Thalari Vasanthrao1,*, Debojit Sarma1, P.K. Barua1, K.K. Sharma1, P. Kalita2, S. Gogoi3
  • https://orcid.org/0000-0002-1040-8777
1Department of Plant Breeding and Genetics, Assam Agricultural University, Jorhat-785 013, Assam, India.
2Department of Crop Physiology, Assam Agricultural University, Jorhat-785 013, Assam, India.
3Department of Horticulture, Assam Agricultural University, Jorhat-785 013, Assam, India.

  • Submitted05-12-2022|

  • Accepted12-06-2023|

  • First Online 20-07-2023|

  • doi 10.18805/LR-5084

ABSTRACT

Background: The investigation on “Mutation induction in garden pea (Pisum sativum L.)’’ was carried out to study the mutagenic effects of ethyl methane sulphonate (EMS) on quantitative traits in M1 generation and determine the effectiveness and efficiency of different doses of EMS.  

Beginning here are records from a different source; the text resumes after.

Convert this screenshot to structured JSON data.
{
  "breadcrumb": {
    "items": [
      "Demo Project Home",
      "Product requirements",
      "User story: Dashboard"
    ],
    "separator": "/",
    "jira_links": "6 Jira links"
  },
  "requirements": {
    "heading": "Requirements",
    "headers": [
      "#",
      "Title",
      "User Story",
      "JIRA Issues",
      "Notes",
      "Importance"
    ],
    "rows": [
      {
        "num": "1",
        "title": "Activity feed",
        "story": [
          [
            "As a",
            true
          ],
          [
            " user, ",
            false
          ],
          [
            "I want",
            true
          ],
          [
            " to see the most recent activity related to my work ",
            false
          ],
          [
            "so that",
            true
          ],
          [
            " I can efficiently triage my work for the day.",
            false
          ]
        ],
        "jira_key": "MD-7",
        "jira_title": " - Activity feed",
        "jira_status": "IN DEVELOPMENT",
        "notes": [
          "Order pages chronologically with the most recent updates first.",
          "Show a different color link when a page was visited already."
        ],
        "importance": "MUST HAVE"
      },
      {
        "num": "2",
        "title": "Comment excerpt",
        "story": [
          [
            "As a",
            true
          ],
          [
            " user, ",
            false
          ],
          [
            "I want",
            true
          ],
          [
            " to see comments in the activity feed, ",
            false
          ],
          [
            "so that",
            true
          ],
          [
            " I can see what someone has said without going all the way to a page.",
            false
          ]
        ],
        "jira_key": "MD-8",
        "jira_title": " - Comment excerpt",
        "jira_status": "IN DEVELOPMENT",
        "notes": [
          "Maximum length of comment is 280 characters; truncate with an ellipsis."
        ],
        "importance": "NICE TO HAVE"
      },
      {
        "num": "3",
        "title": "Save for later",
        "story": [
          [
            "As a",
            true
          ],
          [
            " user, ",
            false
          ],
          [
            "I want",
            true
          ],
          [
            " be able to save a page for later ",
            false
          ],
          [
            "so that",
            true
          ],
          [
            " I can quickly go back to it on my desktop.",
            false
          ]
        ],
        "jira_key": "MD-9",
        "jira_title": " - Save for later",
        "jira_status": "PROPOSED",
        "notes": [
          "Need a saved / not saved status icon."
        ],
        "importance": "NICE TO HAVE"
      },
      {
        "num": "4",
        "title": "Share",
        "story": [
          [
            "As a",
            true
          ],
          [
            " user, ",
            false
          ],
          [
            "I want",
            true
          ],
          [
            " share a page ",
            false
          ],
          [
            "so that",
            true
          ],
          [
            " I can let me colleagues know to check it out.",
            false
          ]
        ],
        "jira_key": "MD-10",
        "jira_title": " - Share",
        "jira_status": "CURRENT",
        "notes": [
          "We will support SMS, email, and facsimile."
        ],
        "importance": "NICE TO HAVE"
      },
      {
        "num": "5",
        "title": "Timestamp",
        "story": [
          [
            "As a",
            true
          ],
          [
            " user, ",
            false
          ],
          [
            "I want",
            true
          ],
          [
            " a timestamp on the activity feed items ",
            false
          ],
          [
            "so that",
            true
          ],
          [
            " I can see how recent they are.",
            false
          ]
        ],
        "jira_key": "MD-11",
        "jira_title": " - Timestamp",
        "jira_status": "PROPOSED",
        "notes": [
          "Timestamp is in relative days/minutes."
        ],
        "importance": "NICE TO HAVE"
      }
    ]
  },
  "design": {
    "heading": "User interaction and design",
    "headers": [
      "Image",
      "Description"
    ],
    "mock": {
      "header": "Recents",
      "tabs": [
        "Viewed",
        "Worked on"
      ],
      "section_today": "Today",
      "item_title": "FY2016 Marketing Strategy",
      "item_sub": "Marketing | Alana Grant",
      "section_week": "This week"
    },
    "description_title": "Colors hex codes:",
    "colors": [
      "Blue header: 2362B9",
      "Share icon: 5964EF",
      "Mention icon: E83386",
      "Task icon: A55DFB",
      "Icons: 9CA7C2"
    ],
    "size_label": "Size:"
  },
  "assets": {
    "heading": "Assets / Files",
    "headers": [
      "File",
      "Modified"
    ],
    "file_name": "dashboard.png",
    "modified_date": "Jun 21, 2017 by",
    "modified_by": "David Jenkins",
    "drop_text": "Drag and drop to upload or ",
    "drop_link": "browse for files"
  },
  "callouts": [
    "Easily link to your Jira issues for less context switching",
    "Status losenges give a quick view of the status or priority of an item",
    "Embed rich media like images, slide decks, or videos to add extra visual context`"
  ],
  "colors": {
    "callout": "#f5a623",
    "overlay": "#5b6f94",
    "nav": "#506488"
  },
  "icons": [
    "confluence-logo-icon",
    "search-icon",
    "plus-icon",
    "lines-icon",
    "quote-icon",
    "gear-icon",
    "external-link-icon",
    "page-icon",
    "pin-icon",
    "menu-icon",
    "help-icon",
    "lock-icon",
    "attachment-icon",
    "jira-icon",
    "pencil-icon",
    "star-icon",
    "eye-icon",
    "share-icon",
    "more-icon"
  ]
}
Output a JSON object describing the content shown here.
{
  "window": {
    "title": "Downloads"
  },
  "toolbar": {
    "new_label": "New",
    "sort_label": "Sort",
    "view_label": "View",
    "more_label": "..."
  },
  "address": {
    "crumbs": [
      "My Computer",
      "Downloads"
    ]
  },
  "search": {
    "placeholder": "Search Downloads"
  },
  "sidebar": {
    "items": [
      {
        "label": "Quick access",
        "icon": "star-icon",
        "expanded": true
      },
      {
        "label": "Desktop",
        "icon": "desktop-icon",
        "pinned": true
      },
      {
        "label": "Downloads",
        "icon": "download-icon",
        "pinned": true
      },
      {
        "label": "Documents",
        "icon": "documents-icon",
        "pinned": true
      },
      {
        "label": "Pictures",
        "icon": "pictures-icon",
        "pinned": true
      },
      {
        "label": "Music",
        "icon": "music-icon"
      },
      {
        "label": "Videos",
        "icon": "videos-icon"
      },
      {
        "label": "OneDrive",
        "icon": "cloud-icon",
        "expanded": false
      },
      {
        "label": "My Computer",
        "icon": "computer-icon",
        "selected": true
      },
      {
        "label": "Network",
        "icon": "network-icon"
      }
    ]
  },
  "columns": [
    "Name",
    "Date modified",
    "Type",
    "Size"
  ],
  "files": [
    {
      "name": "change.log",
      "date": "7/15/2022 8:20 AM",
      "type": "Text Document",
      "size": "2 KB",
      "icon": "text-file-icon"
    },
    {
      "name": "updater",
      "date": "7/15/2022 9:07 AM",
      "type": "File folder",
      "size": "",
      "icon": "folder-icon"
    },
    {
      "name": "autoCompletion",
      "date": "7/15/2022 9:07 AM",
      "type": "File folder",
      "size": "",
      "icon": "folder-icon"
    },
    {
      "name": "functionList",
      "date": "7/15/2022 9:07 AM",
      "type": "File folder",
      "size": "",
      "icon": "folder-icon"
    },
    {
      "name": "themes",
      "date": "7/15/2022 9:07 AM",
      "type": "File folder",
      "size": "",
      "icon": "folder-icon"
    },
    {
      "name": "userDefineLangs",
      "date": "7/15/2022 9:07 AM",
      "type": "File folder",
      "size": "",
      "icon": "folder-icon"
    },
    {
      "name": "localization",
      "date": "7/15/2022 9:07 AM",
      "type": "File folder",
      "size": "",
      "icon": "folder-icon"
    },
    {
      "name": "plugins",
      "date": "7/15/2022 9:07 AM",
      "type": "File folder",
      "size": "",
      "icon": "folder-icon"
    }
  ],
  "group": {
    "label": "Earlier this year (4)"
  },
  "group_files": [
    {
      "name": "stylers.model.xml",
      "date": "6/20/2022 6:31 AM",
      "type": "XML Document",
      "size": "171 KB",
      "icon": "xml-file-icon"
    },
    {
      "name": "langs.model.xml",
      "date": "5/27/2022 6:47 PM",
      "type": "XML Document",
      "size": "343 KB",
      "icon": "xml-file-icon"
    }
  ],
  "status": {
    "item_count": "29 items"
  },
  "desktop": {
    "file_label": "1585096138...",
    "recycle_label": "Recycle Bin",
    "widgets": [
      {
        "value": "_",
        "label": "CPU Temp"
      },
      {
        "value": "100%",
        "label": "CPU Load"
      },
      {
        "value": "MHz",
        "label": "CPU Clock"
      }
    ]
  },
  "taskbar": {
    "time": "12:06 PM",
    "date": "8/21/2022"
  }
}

Methods: The two varieties of garden peas, Kashi Nandini and Kashi Uday, were subjected to mutagenic treatments with the EMS at 0.05, 0.10, 0.15, 0.20, 0.30 and 0.40%. The M1 generation was raised in RBD with two replications during Rabi 2019-20. Plants from three concentrations, 0.10, 0.15 and 0.20% EMS, were evaluated in M1 plant progenies (M2) during Rabi 2020-21.  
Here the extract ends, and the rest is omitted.